The change will affect 1.1m people this year, who will lose an average of £1,300 per year, though the exact impact varies by income and by the number of children eligible for the handouts.
The phased cut-off point means that those with four children and earning between £50,000 and £60,000 face an effective marginal tax rate of over 70 per cent, according to the Institute for Fiscal Studies, hit by both the 40 per cent rate and the cut to benefits.
On top of that they will also pay national insurance on their earnings.
The IFS warned this will get worse as child benefit rises with inflation.
“Indexation of child benefit rates at two per cent per year would increase these marginal rates by a further five percentage points for a three-child family over one decade,” the IFS noted.
“To avoid this, some families with an adult on more than £60,000 would have to be allowed to retain some of their child benefit. But there are currently no provisions to do this.”
Prime Minister David Cameron hit back at the idea the changes are unfair: “This will raise £2bn a year. Now if we don’t raise that £2bn from that group of people – the better off 15 per cent in the country – we’d have to find somewhere else to take it from. So it is fair,” he told the BBC.
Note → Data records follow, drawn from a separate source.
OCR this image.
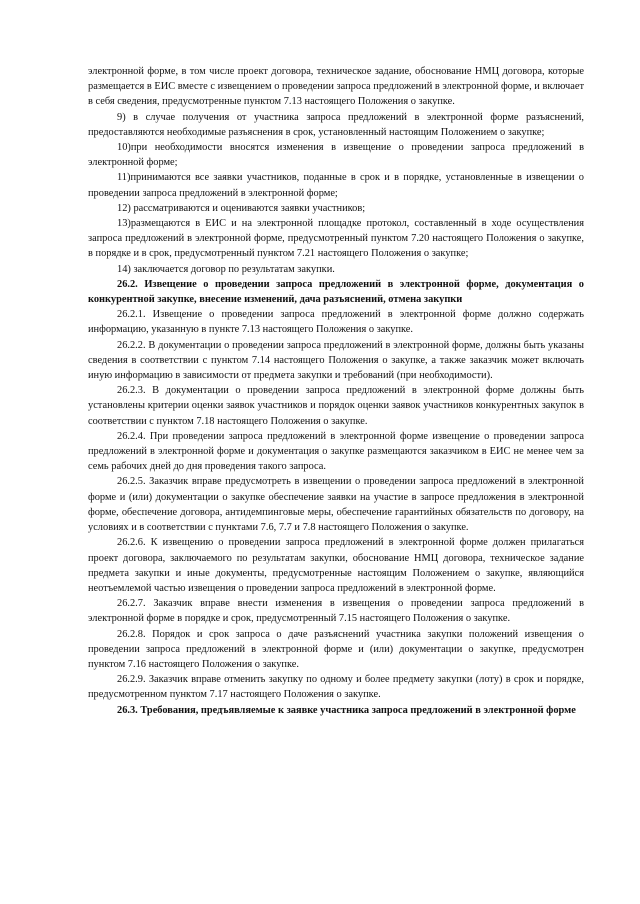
электронной форме, в том числе проект договора, техническое задание, обоснование НМЦ договора, которые размещается в ЕИС вместе с извещением о проведении запроса предложений в электронной форме, и включает в себя сведения, предусмотренные пунктом 7.13 настоящего Положения о закупке.

9) в случае получения от участника запроса предложений в электронной форме разъяснений, предоставляются необходимые разъяснения в срок, установленный настоящим Положением о закупке;

10)при необходимости вносятся изменения в извещение о проведении запроса предложений в электронной форме;

11)принимаются все заявки участников, поданные в срок и в порядке, установленные в извещении о проведении запроса предложений в электронной форме;

12) рассматриваются и оцениваются заявки участников;

13)размещаются в ЕИС и на электронной площадке протокол, составленный в ходе осуществления запроса предложений в электронной форме, предусмотренный пунктом 7.20 настоящего Положения о закупке, в порядке и в срок, предусмотренный пунктом 7.21 настоящего Положения о закупке;

14) заключается договор по результатам закупки.

26.2. Извещение о проведении запроса предложений в электронной форме, документация о конкурентной закупке, внесение изменений, дача разъяснений, отмена закупки

26.2.1. Извещение о проведении запроса предложений в электронной форме должно содержать информацию, указанную в пункте 7.13 настоящего Положения о закупке.

26.2.2. В документации о проведении запроса предложений в электронной форме, должны быть указаны сведения в соответствии с пунктом 7.14 настоящего Положения о закупке, а также заказчик может включать иную информацию в зависимости от предмета закупки и требований (при необходимости).

26.2.3. В документации о проведении запроса предложений в электронной форме должны быть установлены критерии оценки заявок участников и порядок оценки заявок участников конкурентных закупок в соответствии с пунктом 7.18 настоящего Положения о закупке.

26.2.4. При проведении запроса предложений в электронной форме извещение о проведении запроса предложений в электронной форме и документация о закупке размещаются заказчиком в ЕИС не менее чем за семь рабочих дней до дня проведения такого запроса.

26.2.5. Заказчик вправе предусмотреть в извещении о проведении запроса предложений в электронной форме и (или) документации о закупке обеспечение заявки на участие в запросе предложения в электронной форме, обеспечение договора, антидемпинговые меры, обеспечение гарантийных обязательств по договору, на условиях и в соответствии с пунктами 7.6, 7.7 и 7.8 настоящего Положения о закупке.

26.2.6. К извещению о проведении запроса предложений в электронной форме должен прилагаться проект договора, заключаемого по результатам закупки, обоснование НМЦ договора, техническое задание предмета закупки и иные документы, предусмотренные настоящим Положением о закупке, являющийся неотъемлемой частью извещения о проведении запроса предложений в электронной форме.

26.2.7. Заказчик вправе внести изменения в извещения о проведении запроса предложений в электронной форме в порядке и срок, предусмотренный 7.15 настоящего Положения о закупке.

26.2.8. Порядок и срок запроса о даче разъяснений участника закупки положений извещения о проведении запроса предложений в электронной форме и (или) документации о закупке, предусмотрен пунктом 7.16 настоящего Положения о закупке.

26.2.9. Заказчик вправе отменить закупку по одному и более предмету закупки (лоту) в срок и порядке, предусмотренном пунктом 7.17 настоящего Положения о закупке.

26.3. Требования, предъявляемые к заявке участника запроса предложений в электронной форме
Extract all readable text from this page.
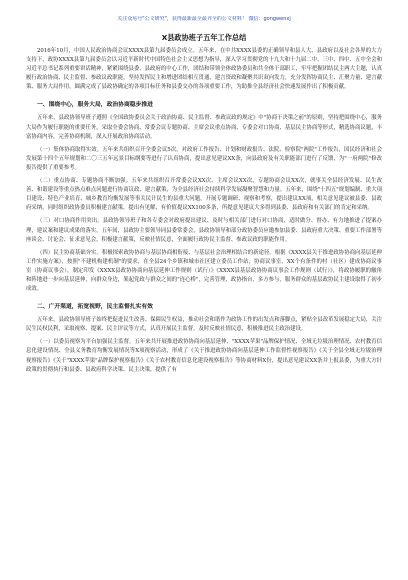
关注众易号"公文研究"，获得最新最全最齐全的公文材料！ 微信：gongwenxj
X县政协班子五年工作总结

2016年10月，中国人民政治协商会议XXXX县第九届委员会成立。五年来，在中共XXXX县委的正确领导和县人大、县政府以及社会各界的大力支持下，政协XXXX县第九届委员会以习近平新时代中国特色社会主义思想为指导，深入学习贯彻党的十九大和十九届二中、三中、四中、五中全会和习近平总书记系列重要讲话精神，紧紧围绕县委、县政府的中心工作，团结和带领全体政协委员和共全体干部职工，牢牢把握团结民主两大主题，认真履行政治协商、民主监督、参政议政职能，坚持发挥民主和增进团结相互贯通、建言资政和凝聚共识双向发力，充分发挥协商民主、汇聚力量、建言献策、服务大局作用，圆满完成了县政协确定的各项目标任务和县委交办的各项重要工作，为助推全县经济社会快速发展作出了积极贡献。

一、围绕中心，服务大局，政治协商稳步推进

五年来，县政协领导班子遵照《全国政协委员会关于政治协商、民主监督、参政议政的规定》中"协商于决策之前"的原则，坚持把围绕中心，服务大局作为履行职能的重要任务，采取全委会协商、常委会议专题协商、主席会议重点协商、专委会对口协商、基层民主协商等形式，精选协商议题，丰富协商内容，完善协商机制，深入开展政治协商活动。

（一）集体协商取得实效。五年来共组织召开全委会议5次，对政府工作报告、计划和财政报告、法院、检察院"两院"工作报告，国民经济和社会发展第十四个五年规划和二〇三五年远景目标纲要等进行了认真协商，提出意见建议XX条，向县政府及有关职能部门进行了反馈，为"一府两院"修改报告提供了重要参考。

（二）重点协商、专题协商不断加强。五年来共组织召开常委会议XX次、主席会议XX次、专题协商会议XX次，就事关全县经济发展、民生改善、和谐建设等重点热点难点问题进行协商议政、建言献策，为全县经济社会持续科学发展凝聚智慧和力量。五年来，围绕"十四五"规划编制、重大项目建设、特色产业培育、城乡教育均衡发展等事关民计民生的县重大问题，开展专题调研、视察和考察，提出建议XX项，相关意见建议被县委、县政府采纳。同时组织政协委员积极建言献策，提出有见解、有价值提议XX100多条，所提意见建议大多得到县委、县政府和有关部门的肯定和采纳。

（三）对口协商作用突出。县政协领导班子和各专委会对政府提出建议、及时与相关部门进行对口协商，适时做分、督办、有力地推进了提案办理，建议案和建议成果的落实，五年间，县政协主要领导同县委常委会，县政协领导和部分政协委员应邀参加县委、县政府重大决策、重要工作部署等座谈会、讨论会、征求意见会，积极建言献策，反映社情民意，全面履行政协民主监督、参政议政的职能作用。

（四）民主协商基础夯实。积极探索政协协商与基层协商相衔接、与基层社会治理相结合的新途径。根据《XXXX县关于推进政协协商向基层延伸工作实施方案》，按照"不建机构建机制"的要求，在全县24个乡镇和城市社区建立委员工作站，协商议事室，XX个有条件的村（社区）建成协商议事室（协商议事会），制定印发《XXXX县政协协商向基层延伸工作规则（试行）》《XXXX县基层政协协商议事会工作规则（试行）》，将政协履职的触角和阵地进一步向基层延伸，向群众身边，架起党政与群众之间的"连心桥"，完善管理，政协指台，多方参与，服务群众的基层政协民主建设取得了初步成效。

二、广开渠道，拓宽视野，民主监督扎实有效

五年来，县政协领导班子始终把促进民生改善、保障民生权益，推动社会和谐作为政协工作的出发点和落脚点，紧贴全县改革发展稳定大局，关注民生民权民利，采取视察、提案、民主评议等方式，认真开展民主监督，及时反映社情民意，积极推进民主政治建设。

（一）以委员视察为平台加强民主监督。五年来共开展推进政协协商向基层延伸、"XXXX苹果"品牌保护情况、全域无垃圾治理情况、农村教育信息化建设情况、全县义务教育均衡发展情况等X项视察活动，形成了《关于推进政协协商向基层延伸工作监督性视察报告》《关于全县全域无垃圾治理视察报告》《关于"XXXX苹果"品牌保护视察报告》《关于农村教育信息化建设视察报告》等协商材料X份，提出意见建议XX条并上报县委，为重大方针政策的贯彻执行和县委、县政府科学决策、民主决策，提供了有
And he added that a means test to take into account full household income might be fairer, but it would be too costly and intrusive.
And writing for the Mail on Sunday, chancellor George Osborne also stressed the long-term gains.
“I am determined that our children should not be saddled with paying off the bills our generation has racked up,” he wrote, noting that increasing job seekers’ allowance and tax credits by only one per cent per year will save £4.6bn over the next three years.
But his Labour counterpart Ed Balls said the benefits changes hurt those striving to do well for themselves.
“Ministers claim they are targeting scroungers, but the truth is two-thirds of people being hit are in work,” he argued yesterday.
Meanwhile the Prudential warned that taxpayers with a headline income of below £50,000 could still be affected by the tax if they have rental or investment incomes that drag them over the limit. But it also said child benefit withdrawal only applies to final taxable income – so increased pensions contributions could increase the amount of child benefit received.
Q and A: What is happening to my child benefit?
Q Who is affected by this new income threshold on child benefit claims?
A Any household with at least one person earning over £50,000 will see its child benefits cut. They are phased out over the next £10,000 with nobody on over £60,000 receiving child benefit. Around 1.1m people fall into that category.
Q When will I notice the impact?
A Anyone no longer eligible can either opt out now – as at least 240,000 have done – and stop receiving the cash from today, or take it anyway and fill in a tax return next year when they know their exact income, then pay back what they owe.
Q I thought my state pension was linked to child benefit. Will I lose this if I opt out?
A No, you will not lose those national insurance contributions. Any stay at home parents get pension contributions by signing up for child benefit. But if you sign up then opt out, you still receive the national insurance payments, so will not lose out there.
Q What if I don’t know my spouse’s income?
A You can call HMRC to ask if anyone in your household is claiming, and if they are liable to be charged. Those two questions will let you know the status of your benefit, without any intrusive questions on income levels.